The state's transportation history gives evidence of other uses of brick. In the 1910-1930 period city streets were frequently surfaced with the more economical and locally available paving brick, rather than asphalt. The demand for paving brick is revealed by comparing Oklahoma statistics for 1907, in which 3.5 million were produced, and 1908, in which 7.6 million were made. Several streets in McAlester were paved with the penitentiary's products, which bore the stamp OSP. Cities still having historic brick streets at the end of the twentieth century included Covington, Davenport, Shawnee, Pauls Valley, Chandler, Guthrie, Texoma, and Bristow, among others.
Oklahoma has numerous historic properties that are significant for their brick construction. For instance, ten red-brick warehouses in Oklahoma City are listed in the National Register of Historic Places. These include the Avery Building (NR 83002097), the J. I. Case Plow Works Building (NR 83002098), and the Merchants' Transfer and Storage Building (NR 83004655). Many of the state's WPA-built, Depression-era National Guard armories were made of locally manufactured brick. Other examples of brick's architectural uses occur in the Automobile Alley Historic District in Oklahoma City and in the downtown Guthrie Historic District, which is a National Historic Landmark. Davenport's Broadway Avenue, was listed in the National Register in 2004 for its intact brick street (NR 04000518).

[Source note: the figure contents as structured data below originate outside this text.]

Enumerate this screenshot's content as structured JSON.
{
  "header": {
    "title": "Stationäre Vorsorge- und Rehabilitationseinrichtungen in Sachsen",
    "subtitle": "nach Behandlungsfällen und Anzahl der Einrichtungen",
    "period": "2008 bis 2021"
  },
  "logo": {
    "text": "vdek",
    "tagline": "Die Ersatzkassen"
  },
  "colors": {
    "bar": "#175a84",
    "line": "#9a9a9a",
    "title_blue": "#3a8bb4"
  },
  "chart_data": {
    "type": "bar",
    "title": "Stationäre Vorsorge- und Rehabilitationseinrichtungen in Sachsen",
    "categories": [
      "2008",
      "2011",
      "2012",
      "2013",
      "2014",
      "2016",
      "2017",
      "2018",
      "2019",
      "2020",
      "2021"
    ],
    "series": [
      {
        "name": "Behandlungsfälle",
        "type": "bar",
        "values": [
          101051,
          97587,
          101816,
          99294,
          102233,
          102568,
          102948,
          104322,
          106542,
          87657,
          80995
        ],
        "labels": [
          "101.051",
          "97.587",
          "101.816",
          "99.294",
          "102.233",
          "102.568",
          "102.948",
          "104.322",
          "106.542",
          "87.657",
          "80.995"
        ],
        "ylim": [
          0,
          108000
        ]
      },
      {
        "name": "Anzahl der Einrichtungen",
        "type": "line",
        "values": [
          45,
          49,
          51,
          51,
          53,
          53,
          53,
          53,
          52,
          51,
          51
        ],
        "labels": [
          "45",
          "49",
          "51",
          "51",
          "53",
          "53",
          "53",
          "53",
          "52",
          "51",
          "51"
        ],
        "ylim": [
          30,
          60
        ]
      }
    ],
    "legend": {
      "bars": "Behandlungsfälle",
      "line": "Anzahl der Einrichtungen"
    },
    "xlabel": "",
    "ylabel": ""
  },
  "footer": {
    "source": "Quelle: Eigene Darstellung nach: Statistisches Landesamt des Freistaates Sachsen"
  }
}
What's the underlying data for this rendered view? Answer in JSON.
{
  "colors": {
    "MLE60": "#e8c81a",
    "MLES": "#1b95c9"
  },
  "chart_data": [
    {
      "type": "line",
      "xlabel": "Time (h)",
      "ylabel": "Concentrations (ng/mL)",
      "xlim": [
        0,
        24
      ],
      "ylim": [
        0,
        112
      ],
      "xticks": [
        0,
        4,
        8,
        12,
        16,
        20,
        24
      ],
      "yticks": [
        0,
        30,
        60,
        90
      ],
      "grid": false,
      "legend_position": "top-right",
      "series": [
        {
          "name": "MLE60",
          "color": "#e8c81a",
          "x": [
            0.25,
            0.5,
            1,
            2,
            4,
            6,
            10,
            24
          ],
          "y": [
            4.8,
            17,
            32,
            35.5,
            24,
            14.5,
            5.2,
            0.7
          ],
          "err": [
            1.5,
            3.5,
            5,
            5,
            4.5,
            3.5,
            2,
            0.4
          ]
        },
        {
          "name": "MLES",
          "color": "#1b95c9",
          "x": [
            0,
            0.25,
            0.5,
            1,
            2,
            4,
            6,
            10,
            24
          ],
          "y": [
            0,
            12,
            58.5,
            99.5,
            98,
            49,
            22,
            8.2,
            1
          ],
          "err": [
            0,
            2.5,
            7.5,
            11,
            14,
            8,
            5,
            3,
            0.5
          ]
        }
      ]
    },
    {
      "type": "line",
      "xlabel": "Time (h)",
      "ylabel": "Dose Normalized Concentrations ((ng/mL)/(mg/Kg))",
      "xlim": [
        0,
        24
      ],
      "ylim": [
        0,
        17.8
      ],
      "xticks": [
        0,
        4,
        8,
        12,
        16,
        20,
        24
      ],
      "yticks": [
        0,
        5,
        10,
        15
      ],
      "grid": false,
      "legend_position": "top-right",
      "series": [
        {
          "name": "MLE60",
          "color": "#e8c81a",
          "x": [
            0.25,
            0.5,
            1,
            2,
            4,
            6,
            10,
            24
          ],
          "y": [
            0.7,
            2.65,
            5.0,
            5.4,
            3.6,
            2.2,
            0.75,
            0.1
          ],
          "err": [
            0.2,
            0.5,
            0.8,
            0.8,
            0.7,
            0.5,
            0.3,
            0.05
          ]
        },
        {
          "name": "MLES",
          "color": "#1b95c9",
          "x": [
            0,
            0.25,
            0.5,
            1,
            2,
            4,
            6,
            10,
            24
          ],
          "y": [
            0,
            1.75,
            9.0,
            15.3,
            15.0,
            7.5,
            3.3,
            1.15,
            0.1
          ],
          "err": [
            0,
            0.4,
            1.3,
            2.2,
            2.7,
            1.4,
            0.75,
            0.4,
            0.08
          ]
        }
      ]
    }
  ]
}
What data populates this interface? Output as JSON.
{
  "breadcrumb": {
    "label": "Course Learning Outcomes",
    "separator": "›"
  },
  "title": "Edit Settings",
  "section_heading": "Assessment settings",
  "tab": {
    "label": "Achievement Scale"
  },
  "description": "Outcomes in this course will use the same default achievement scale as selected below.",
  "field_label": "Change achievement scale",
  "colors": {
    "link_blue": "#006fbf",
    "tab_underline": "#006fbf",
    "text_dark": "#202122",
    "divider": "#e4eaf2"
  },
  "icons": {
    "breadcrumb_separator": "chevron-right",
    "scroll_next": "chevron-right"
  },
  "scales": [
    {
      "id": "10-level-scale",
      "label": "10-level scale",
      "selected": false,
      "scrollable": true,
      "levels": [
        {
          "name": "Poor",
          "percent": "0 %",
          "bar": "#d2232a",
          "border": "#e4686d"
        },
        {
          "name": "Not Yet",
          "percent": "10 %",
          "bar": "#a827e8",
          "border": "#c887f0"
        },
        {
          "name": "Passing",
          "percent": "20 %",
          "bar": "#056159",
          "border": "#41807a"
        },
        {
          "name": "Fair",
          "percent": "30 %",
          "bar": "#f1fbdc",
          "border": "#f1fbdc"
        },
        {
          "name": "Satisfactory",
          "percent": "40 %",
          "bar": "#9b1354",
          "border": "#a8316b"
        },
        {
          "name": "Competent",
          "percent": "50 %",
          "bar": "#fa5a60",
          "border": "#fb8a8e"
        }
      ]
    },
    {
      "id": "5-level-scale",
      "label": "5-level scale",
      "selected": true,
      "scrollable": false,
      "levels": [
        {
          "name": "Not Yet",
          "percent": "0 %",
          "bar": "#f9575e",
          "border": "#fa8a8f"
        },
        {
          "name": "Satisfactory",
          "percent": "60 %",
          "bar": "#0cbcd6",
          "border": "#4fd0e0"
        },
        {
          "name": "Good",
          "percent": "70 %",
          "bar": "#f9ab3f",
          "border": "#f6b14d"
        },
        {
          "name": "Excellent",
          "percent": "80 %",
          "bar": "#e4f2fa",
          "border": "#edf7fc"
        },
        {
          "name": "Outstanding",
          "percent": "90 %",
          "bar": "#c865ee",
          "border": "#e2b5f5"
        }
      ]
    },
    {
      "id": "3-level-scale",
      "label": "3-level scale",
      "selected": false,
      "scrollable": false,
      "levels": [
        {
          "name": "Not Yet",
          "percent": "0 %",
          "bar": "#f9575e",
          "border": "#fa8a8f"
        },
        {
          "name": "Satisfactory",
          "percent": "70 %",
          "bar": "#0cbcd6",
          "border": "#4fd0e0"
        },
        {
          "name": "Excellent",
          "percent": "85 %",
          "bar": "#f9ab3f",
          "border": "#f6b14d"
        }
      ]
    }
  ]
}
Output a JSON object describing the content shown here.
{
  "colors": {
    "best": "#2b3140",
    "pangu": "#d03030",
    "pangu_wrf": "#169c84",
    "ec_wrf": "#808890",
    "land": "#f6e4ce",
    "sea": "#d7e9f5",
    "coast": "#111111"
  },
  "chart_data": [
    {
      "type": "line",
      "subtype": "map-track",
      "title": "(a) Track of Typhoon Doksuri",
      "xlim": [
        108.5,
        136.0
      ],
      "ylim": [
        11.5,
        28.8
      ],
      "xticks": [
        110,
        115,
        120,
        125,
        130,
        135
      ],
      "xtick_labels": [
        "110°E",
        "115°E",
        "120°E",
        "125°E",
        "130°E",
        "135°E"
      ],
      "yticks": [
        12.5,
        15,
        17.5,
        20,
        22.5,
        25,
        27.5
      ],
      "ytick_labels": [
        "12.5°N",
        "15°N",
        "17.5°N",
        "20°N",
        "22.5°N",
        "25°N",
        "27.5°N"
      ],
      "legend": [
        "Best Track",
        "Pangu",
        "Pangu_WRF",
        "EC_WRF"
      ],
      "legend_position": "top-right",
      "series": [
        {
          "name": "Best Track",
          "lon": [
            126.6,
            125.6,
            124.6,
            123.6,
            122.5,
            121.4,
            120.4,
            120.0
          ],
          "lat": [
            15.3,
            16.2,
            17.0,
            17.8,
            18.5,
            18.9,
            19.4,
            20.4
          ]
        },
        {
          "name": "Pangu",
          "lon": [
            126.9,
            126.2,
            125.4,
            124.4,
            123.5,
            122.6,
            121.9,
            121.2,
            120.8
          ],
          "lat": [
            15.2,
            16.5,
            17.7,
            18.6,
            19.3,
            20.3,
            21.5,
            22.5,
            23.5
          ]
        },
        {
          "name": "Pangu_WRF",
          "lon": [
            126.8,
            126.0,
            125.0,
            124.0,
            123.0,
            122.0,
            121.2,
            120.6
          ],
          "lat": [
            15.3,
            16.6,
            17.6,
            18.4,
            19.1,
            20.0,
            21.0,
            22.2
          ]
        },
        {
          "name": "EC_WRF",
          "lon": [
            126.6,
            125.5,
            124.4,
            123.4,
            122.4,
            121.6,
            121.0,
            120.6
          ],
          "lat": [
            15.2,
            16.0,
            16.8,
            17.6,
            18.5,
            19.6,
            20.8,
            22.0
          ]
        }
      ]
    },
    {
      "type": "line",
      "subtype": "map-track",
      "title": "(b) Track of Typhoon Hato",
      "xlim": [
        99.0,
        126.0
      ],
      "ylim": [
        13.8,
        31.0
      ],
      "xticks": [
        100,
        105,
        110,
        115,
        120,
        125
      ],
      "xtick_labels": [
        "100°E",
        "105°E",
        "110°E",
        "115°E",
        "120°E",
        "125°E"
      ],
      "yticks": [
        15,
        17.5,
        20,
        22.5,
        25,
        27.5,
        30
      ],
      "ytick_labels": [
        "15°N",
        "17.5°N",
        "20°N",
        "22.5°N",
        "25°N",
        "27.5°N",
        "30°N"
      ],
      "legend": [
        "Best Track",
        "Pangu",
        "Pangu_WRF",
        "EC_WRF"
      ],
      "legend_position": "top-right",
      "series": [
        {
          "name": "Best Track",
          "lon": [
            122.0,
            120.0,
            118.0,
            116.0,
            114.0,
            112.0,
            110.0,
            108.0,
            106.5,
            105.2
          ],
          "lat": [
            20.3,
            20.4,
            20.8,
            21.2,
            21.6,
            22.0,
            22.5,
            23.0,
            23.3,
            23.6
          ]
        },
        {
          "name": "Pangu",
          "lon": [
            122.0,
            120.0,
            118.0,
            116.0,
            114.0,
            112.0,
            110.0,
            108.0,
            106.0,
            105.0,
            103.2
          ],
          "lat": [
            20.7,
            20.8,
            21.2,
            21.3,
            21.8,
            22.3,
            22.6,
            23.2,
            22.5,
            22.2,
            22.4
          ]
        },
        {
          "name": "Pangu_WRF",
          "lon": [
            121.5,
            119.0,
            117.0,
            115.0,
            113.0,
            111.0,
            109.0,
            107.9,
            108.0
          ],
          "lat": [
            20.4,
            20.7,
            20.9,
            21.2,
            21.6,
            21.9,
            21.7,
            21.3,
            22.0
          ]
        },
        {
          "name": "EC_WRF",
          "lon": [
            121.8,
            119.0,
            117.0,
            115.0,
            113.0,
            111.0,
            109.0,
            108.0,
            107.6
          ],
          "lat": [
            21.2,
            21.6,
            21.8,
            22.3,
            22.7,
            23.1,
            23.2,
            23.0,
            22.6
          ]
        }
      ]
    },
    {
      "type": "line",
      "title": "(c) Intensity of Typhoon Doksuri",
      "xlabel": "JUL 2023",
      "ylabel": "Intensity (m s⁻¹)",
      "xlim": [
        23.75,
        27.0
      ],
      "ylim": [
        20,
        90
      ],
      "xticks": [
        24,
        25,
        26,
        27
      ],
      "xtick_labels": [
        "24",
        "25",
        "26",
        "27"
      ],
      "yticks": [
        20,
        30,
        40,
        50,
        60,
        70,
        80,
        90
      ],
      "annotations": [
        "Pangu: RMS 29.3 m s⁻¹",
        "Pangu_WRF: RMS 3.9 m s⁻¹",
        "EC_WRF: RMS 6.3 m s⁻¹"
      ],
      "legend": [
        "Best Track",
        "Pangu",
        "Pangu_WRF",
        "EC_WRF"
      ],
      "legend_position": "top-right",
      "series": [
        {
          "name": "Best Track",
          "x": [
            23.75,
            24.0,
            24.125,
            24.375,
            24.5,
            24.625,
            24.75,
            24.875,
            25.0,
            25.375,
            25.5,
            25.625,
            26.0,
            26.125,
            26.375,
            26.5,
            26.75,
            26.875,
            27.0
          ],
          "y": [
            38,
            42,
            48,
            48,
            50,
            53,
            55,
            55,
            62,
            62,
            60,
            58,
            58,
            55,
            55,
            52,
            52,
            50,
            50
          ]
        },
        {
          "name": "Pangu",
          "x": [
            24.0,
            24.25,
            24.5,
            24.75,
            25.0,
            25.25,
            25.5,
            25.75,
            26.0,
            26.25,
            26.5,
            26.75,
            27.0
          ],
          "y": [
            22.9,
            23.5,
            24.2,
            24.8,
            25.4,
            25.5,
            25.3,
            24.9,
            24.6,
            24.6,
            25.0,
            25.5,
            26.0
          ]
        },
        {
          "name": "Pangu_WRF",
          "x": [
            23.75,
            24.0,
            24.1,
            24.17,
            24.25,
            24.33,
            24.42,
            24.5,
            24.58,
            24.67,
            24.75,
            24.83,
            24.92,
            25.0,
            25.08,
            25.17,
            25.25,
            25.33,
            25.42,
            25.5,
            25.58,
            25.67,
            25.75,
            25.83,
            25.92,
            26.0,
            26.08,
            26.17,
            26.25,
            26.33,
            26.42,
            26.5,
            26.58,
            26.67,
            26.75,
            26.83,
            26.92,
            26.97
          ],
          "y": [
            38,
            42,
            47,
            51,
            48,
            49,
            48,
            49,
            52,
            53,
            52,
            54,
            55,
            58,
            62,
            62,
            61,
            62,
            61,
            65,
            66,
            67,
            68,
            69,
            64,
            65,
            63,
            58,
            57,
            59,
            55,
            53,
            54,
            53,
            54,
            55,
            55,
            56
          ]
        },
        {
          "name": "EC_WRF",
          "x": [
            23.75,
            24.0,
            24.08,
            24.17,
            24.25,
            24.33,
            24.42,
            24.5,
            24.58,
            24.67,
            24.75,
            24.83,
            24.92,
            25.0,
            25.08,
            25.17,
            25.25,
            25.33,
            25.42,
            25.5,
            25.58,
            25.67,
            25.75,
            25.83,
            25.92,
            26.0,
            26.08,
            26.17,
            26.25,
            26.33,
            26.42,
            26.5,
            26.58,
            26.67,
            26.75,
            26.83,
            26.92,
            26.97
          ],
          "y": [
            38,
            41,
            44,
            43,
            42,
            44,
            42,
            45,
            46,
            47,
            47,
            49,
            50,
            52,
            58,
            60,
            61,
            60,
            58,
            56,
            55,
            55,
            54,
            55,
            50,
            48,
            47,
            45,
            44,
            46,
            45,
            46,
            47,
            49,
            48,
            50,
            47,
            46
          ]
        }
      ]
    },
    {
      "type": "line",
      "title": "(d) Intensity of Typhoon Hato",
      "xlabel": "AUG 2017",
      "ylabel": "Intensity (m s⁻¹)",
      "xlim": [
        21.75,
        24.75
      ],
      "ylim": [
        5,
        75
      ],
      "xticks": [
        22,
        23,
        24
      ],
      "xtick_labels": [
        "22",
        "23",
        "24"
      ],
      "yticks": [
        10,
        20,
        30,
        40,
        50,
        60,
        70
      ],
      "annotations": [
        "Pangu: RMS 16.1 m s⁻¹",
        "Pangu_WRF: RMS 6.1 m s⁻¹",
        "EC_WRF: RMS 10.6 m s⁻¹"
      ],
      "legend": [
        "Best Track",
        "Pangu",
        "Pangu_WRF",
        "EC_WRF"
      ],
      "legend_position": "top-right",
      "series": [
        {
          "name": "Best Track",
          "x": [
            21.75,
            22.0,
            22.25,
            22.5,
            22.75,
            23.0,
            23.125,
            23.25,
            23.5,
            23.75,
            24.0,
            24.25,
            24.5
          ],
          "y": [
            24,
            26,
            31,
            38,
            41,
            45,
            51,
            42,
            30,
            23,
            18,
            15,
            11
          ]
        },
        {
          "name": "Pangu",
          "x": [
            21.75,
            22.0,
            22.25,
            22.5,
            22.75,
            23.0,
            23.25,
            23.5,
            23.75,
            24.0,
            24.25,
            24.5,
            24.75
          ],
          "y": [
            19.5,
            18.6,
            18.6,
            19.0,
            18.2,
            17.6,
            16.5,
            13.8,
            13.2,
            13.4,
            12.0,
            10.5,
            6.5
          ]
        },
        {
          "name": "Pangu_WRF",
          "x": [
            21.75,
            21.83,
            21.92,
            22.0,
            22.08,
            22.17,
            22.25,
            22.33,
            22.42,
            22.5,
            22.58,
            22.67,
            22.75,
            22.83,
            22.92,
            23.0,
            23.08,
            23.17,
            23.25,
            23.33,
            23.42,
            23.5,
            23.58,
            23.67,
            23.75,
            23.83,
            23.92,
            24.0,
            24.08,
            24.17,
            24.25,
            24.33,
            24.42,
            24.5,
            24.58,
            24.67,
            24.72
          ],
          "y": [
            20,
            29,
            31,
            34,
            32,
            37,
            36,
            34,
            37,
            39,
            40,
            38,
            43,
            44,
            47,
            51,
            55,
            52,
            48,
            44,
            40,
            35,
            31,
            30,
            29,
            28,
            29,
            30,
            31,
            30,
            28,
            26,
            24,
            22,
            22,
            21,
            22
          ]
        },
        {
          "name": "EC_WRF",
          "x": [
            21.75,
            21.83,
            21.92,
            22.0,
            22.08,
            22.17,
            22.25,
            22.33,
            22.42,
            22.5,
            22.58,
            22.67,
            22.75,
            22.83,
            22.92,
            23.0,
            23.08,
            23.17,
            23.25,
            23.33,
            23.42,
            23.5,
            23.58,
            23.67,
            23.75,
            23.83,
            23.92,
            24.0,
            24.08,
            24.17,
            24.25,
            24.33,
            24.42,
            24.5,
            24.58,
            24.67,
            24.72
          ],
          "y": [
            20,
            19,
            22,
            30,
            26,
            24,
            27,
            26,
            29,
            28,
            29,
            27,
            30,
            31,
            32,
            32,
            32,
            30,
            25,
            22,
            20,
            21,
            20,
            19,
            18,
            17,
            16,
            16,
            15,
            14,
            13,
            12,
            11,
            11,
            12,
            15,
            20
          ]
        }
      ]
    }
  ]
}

Fewer bricks were locally produced after World War II, and by 1980 only ten brick plants operated in the state, all of which were fifty years old or older. In 1997, of Oklahoma's 254 manufacturers of nonmetallic mineral products, only six companies produced bricks. Forty-five produced other clay products. At the end of the twentieth century Acme Brick (a Texas company) maintained large plants in Edmond/Oklahoma City and Tulsa.
BIBLIOGRAPHY: Dianna Everett, "Davenport Brick Main Street," National Register of Historic Places Nomination, Files, State Historic Preservation Office, Oklahoma Historical Society, Oklahoma City. V. L. Frost, "Clays and Shales of Oklahoma," in Construction Materials of Oklahoma (Typescript; Oklahoma City: Emergency Relief Administration of Oklahoma, 1934). John W. Morris, "Nonmetallic Resources," in Drill Bits, Picks, and Shovels: A History of Mineral Resources in Oklahoma, ed. John W. Morris (Oklahoma City: Oklahoma Historical Society, 1982). Luke Robison, Made Out-a Mud (Oklahoma City: N. p., 1980). L. C. Snider, Preliminary Report on the Clays and Clay Industries of Oklahoma, Oklahoma Geological Survey Bulletin No. 7 (Norman, Okla.: Oklahoma Geological Survey, 1911).